There are immeasurable barriers to shifting our current corrupt fashion industry to a sustainable and socially equitable system. These barriers come in all different shapes and sizes ranging from unbalanced business models, a lack of time in an ever-faster industry cycle, paralysing eco-anxiety and business-as-usual mindsets. As practitioners within fashion and sustainability, the Knowledge Exchange team are faced with tackling these industry barriers and finding ways to work through them to be a catalyst of change with our industry collaborators.
In our partnerships with fashion brands, we set out to raise awareness of sustainability concepts, ideate innovative solutions, and foster a shift in the industry. In these collaborations we see creative and progressive ideas and meet inspiring and passionate sustainability practitioners. However, we also see the micro and macro barriers that mean that a radical and necessary shift is not happening.
For the CSF: Imagining Possibilities Festival, we wanted to create a unique space for our sustainability peers in UK fashion companies to face these immense issues with equally immense ideas. We wanted them to acknowledge the industry’s faults, but put these aside and instead collectively explore revolutionary ideas to unlock potential. The workshop enabled participants to relieve their mind of the fashion status quo that serves as a barrier to progression.
To do this, we created a workshop to reimagine the fashion industry into a completely new paradigm in an alternative world. Participants confronted our current hierarchical systems, set aside the barriers to change and contemplated the journey towards planetary equilibrium. We explored the work of Donna Harraway’s Children of Compost and used her Speculative Fabulation approach to create individual fashion systems based on participants’ own values. The workshop used an explorative building exercise and discussion to create an environment for exploration, imagination and hope. In the exercise there was a series of questions to help design and create holistic and realistic worlds.
As a result, everyone created a new fashion system set in an alternative world. The fashion systems were designed with their own, visual language, fibre cultivation methods, product life cycles and cultural fashion practice. These systems were situated in their fully realised worlds with their own value systems, economies, infrastructure, government structures, cultures and aesthetics that supported the fashion system. Together we shared our new visions with each other.
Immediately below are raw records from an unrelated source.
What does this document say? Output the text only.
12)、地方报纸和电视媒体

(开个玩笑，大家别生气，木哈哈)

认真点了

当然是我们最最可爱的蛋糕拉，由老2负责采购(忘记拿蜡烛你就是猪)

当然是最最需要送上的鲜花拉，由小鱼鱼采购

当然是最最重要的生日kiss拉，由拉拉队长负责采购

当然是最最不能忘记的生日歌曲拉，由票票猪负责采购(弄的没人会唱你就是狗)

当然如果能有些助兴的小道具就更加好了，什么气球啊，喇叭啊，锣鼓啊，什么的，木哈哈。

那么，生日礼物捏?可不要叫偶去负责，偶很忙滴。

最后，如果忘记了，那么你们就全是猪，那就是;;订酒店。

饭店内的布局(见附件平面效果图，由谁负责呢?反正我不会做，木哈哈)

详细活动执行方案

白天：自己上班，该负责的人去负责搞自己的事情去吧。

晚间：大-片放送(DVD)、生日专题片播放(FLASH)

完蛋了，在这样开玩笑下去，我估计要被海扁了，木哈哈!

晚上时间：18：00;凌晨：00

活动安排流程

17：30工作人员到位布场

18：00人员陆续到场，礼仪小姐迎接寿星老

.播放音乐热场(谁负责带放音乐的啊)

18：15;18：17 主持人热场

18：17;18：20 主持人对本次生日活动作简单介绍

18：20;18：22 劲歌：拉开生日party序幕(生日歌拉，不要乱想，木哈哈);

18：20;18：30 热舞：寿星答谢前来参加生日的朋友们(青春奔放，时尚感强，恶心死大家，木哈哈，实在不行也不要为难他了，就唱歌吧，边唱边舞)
These wildly varied within themes including technology, aesthetics and operations however they did all have similarities.
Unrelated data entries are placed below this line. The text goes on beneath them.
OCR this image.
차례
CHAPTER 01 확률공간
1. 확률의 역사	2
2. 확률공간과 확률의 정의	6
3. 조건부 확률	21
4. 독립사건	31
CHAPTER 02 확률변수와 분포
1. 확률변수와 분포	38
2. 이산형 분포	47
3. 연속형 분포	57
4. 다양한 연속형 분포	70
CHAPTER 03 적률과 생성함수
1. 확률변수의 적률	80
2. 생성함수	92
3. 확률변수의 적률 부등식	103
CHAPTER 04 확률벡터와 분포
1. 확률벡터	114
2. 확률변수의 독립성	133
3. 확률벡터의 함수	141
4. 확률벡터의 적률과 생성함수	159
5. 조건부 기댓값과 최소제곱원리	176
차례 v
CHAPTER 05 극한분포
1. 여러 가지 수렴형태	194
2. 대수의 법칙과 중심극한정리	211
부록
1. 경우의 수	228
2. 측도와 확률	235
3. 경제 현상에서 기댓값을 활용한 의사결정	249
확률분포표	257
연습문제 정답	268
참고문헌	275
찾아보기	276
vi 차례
In every world and fashion system there were four common aspects. They were...
Localism – every universe had their fashion system embedded into local culture, practice and infrastructure.
Overconsumption and production – were addressed in every world, with all reducing to responsible levels.
Nature – they all had a strong connection to the environment. Nature was imperative to the success of the world and its value.
Equity – they all shared themes of social fairness that were embedded throughout the value chain of fashion.
We did not ask participants to create the most sustainable or ethical system possible. We only asked them to design a fashion system in line with their own values, beliefs, imagination and expertise. As a result, we got a wide range of diverse visions, all with the necessary ingredients to create a functional and resilient fashion system.
Going forward, we have developed this into a workshop series called Shifting to Shift. In the series this workshop sits between one on finding hope in the climate crisis and a road mapping workshop for the future. These workshops are designed to support brands in taking more radical and practical steps towards a more sustainable future. We hope the impact of the workshop series results in more confident, imaginative and decisive action in the face of climate injustice.
As an industry, we need to use radical imagination, speculative design and world building to give us the confidence to shift to a new, unknown, fashion paradigm. Together we can work towards a hopeful future, rather than working blindly away from an unfit-for-purpose fashion industry. We should see through the man-made barriers to change, and instead seeing the infinite possibilities that a new world could hold for us.